The star has been open about taking control of her fertility, choosing to freeze her eggs before tying the knot with Ercan last summer. She has frequently discussed the subject on social media and previously fronted the BBC documentary Egg Freezing And Me, which examined the rising demand for fertility treatments in the UK.

Growing up in Newcastle, Vicky felt the pressure many young women face surrounding marriage and motherhood. The 38-year-old has said that in her hometown, “it was ‘expected that you’d get married and have kids by 30, and if you didn’t you’d have failed.”

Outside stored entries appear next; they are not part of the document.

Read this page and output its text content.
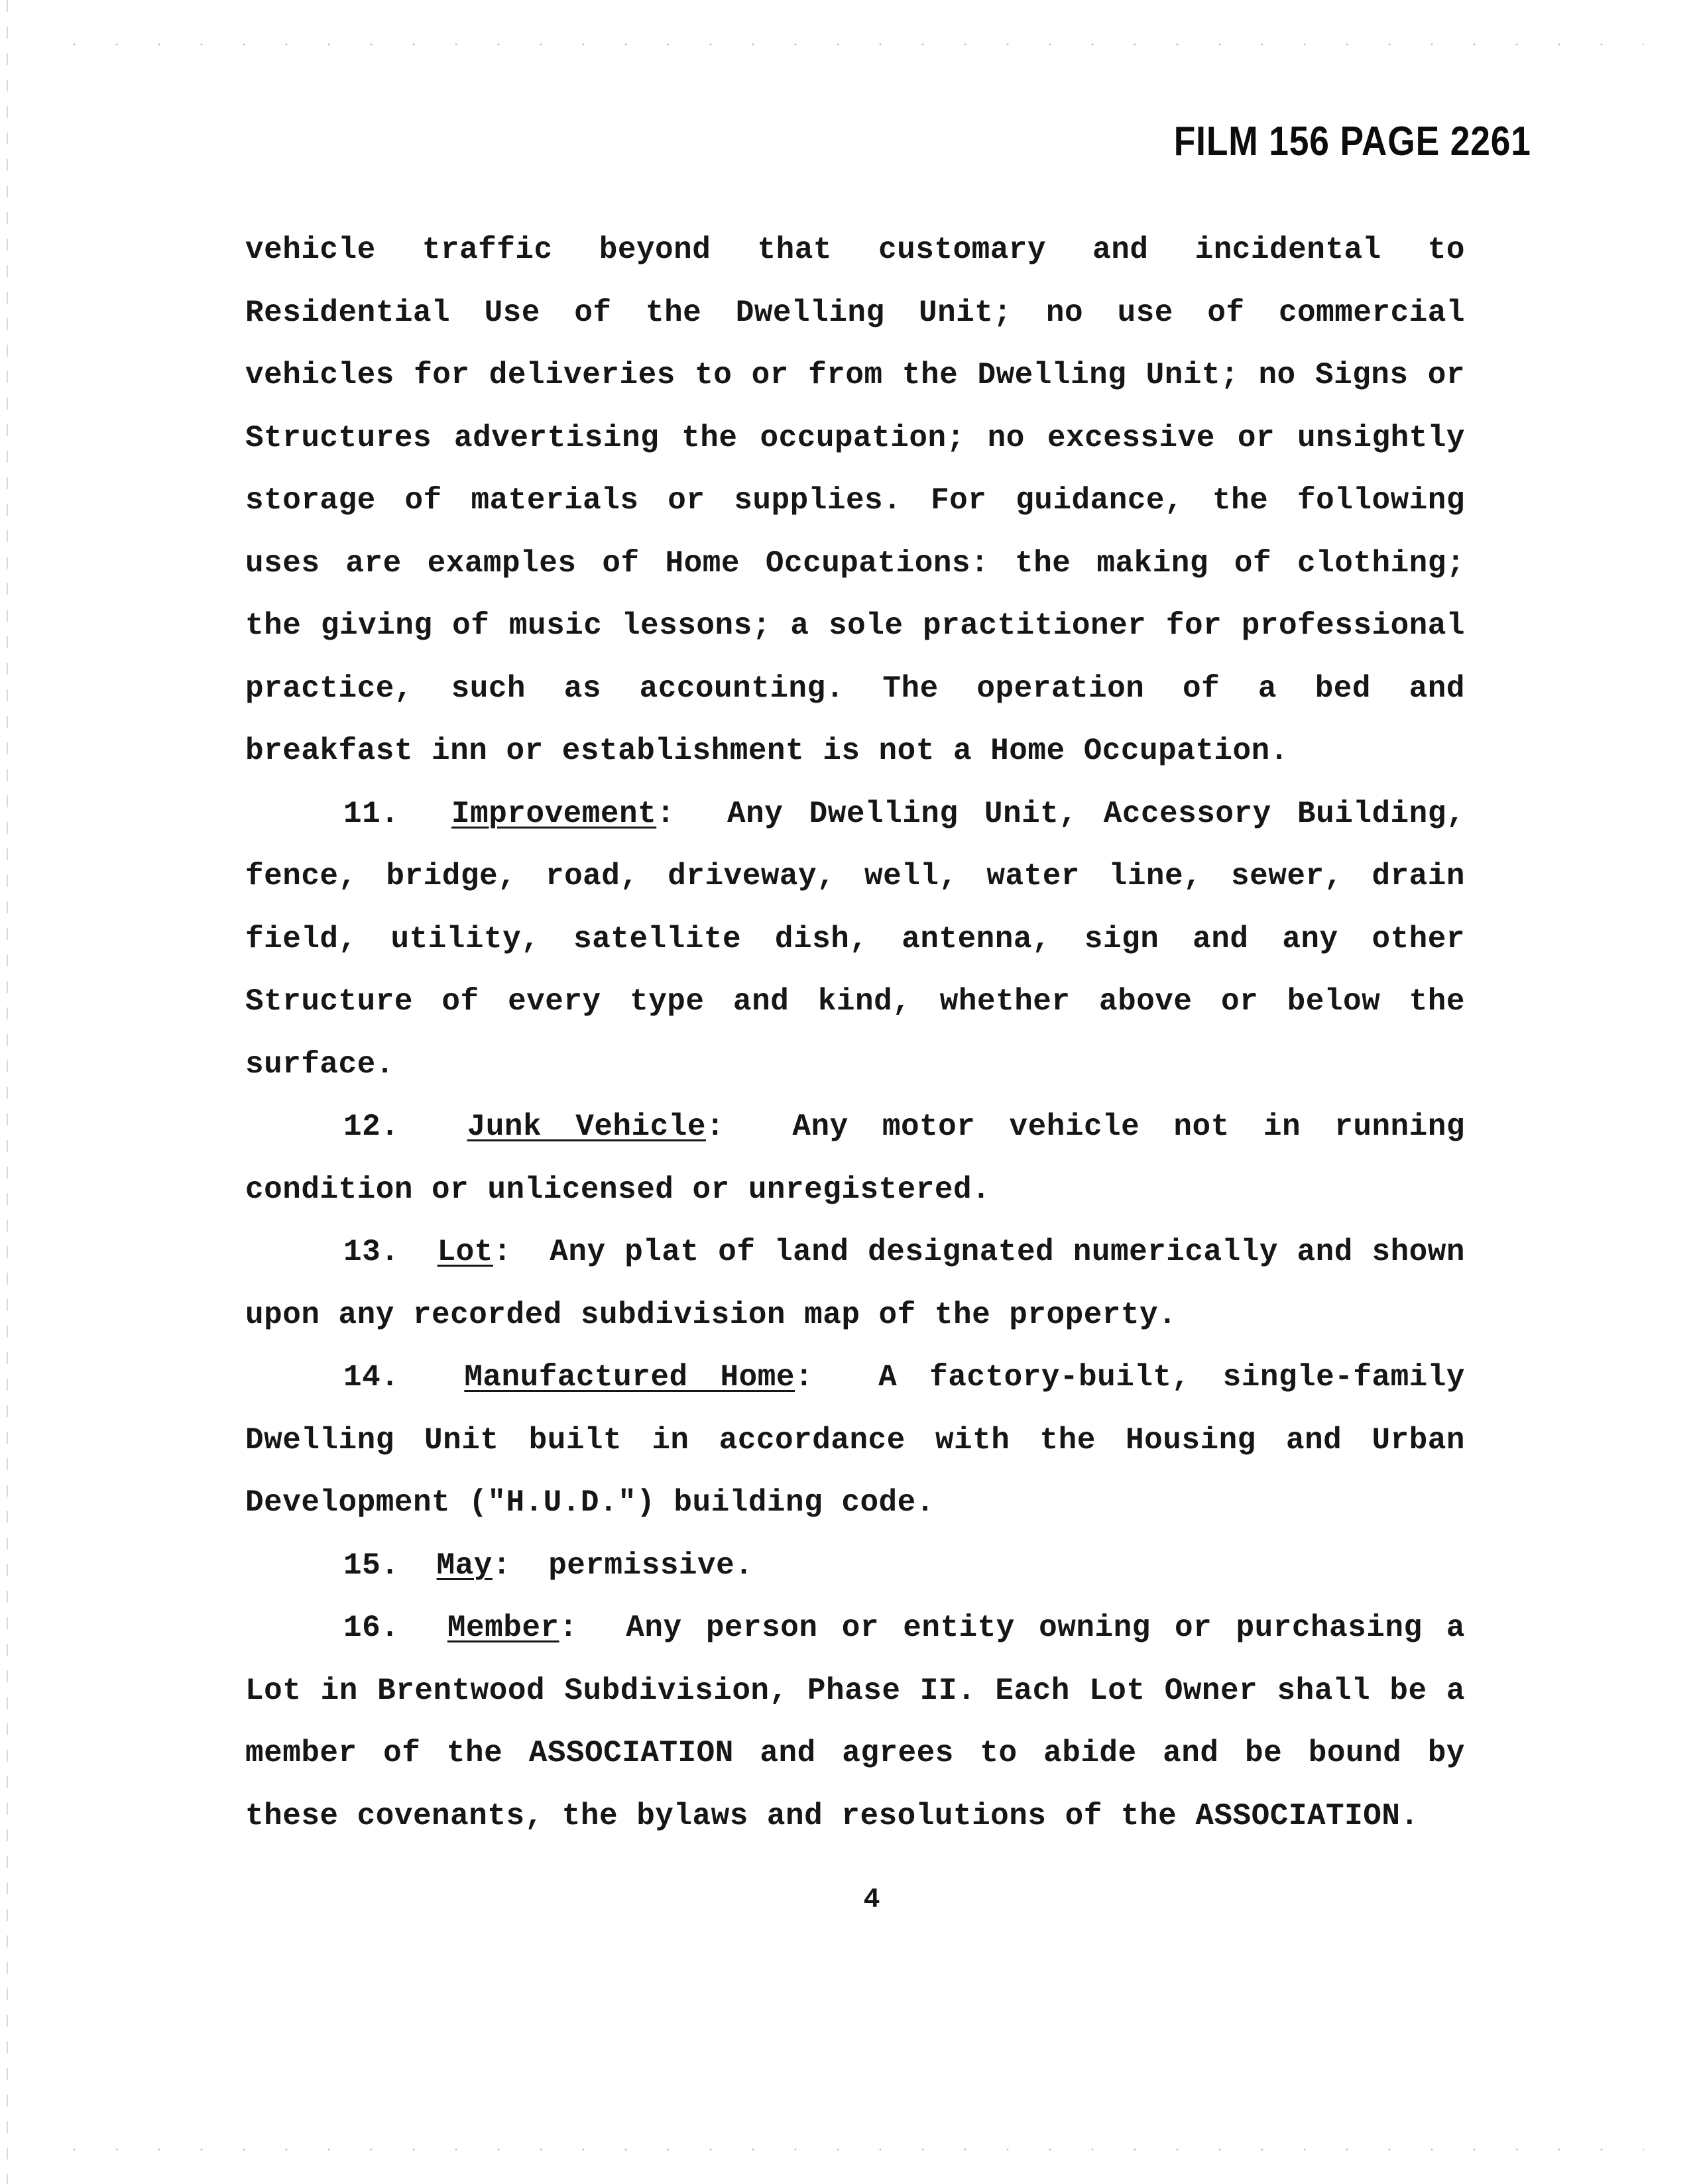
FILM 156 PAGE 2261

vehicle traffic beyond that customary and incidental to Residential Use of the Dwelling Unit; no use of commercial vehicles for deliveries to or from the Dwelling Unit; no Signs or Structures advertising the occupation; no excessive or unsightly storage of materials or supplies. For guidance, the following uses are examples of Home Occupations: the making of clothing; the giving of music lessons; a sole practitioner for professional practice, such as accounting. The operation of a bed and breakfast inn or establishment is not a Home Occupation.

11. Improvement:  Any Dwelling Unit, Accessory Building, fence, bridge, road, driveway, well, water line, sewer, drain field, utility, satellite dish, antenna, sign and any other Structure of every type and kind, whether above or below the surface.

12. Junk Vehicle:  Any motor vehicle not in running condition or unlicensed or unregistered.

13. Lot:  Any plat of land designated numerically and shown upon any recorded subdivision map of the property.

14. Manufactured Home:  A factory-built, single-family Dwelling Unit built in accordance with the Housing and Urban Development ("H.U.D.") building code.

15. May:  permissive.

16. Member:  Any person or entity owning or purchasing a Lot in Brentwood Subdivision, Phase II. Each Lot Owner shall be a member of the ASSOCIATION and agrees to abide and be bound by these covenants, the bylaws and resolutions of the ASSOCIATION.

4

But despite once believing she had missed the mark, Vicky says her thirties turned out to be the most fulfilling years of her life so far. She told the Daily Mail: “I’d just come out of a relationship. I’d been conditioned to think everything was going to go downhill – looks, fertility, career. But my 30s have actually been the best years of my life. I met my husband, I bought a house, I adopted my dog, I found a career I’m proud of. I was a girl until I was 30 – now I’m a woman, and I like her. Society scares women into thinking life ends at 30. It’s rubbish.”

Vicky has also spoken openly about her diagnosis of Premenstrual Dysphoric Disorder (PMDD), after doctors initially dismissed her symptoms as nothing more than Premenstrual Syndrome (PMS).

Reflecting on her fertility treatment, she has been honest about the emotional and physical toll, saying: “It’s emotionally difficult, and you’re all over the shop, but I found it to be quite uncomfortable and painful as well. And I don’t think enough people talk about that… we’re not allowed to whinge about it and say it was a bit hard, and it was a bit uncomfortable.”

She added an important reminder that women can feel both grateful and overwhelmed at the same time: “But actually, you can be grateful, and you can be really excited for the end product, but you can also struggle to get there, and I found it painful.”

The Mirror has reached out to Vicky Pattison’s representatives for comment.